Good morning, Sweet Body


October 6th and a half.

I was so sick yesterday. I was in pain all day. I got depressed – my whole body hurt.
My kids were also sick – my daughter has an intense phobia of vomit and some kid did just that in school today. She didn’t want to go back today. My son also was really wanting face time – his snotty beautiful I’m going to make you so much sicker face…

I could not bear the mat. I felt my body would break – I kept telling myself, if I got onto it, it would let me listen better to my body but I didn't want to listen.

I suppose, the fact is, I didn’t want to listen to my body. I didn’t want to hear what it had to say. Furthermore, I was super annoyed at it for screwing up my day.

By the end of the day it was all I could do to lie in my bed in corpse pose – slightly wishing I was a corpse – and breathe.

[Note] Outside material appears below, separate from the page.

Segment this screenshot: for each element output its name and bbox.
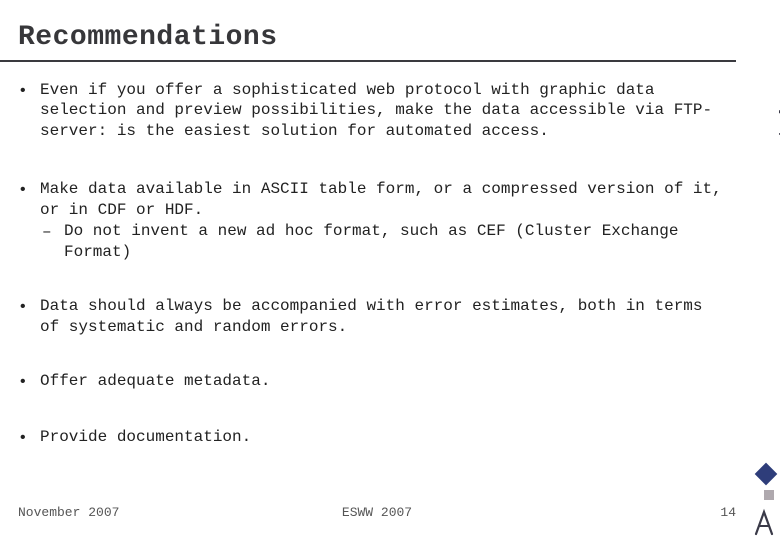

It’s not a small thing. Breathing. It’s easy to forget – and it’s easy to underestimate.

When I was little I learned to meditate with my father. If I wanted to be in the room with him I had to do what he was doing. He would sit in front of a candle and chant. Om mani padri om. Om is the jewel in the lotus of the heart. Om.

I hated it. I was squirmy and fidgety and bored. Far better to go back into the other room and search for Kenny Rogers on the radio.

Years later, when it came to prenatal breathing classes I refused. I did, in fact, refuse and speaking of meditation until after my kids were born. I was firmly routed in the idea that I would take drugs and that the process would be… well, whatever it was.

But when the contractions started, the training came back all on its own. My oldest friend, who had carefully studied meditation for months before her own birth – and had found it marginally helpful – watched me in disbelief. “How do you know that – that’s everything I learned.”

The thing about practice is that it does support you – when you need it. When you learn things they become part of you – inside – part of your being.

Emily Dickenson’s punctuation was another thing I learned like that.

The teacher says, good morning sweet body – in her beautiful Australian accent…

Good morning, sweet body.

2 comments:

Lisa Kramer (Woman Wielding Words) said...

Hello Jennifer,

Smithie visiting after you posted on Linked-In. I love the premise of your blog, the idea of learning something new every day. This post was wonderful. I've been struggling with my body all this past week as my back decided that it didn't like me anymore. I wish I had a way to meditate through the pain, but like you, find meditating difficult. Thanks for something to think about today.

Lisa '90

fyrabarn said...

hello sweet friend - I find you with gratitude for the sharing and take with me something more.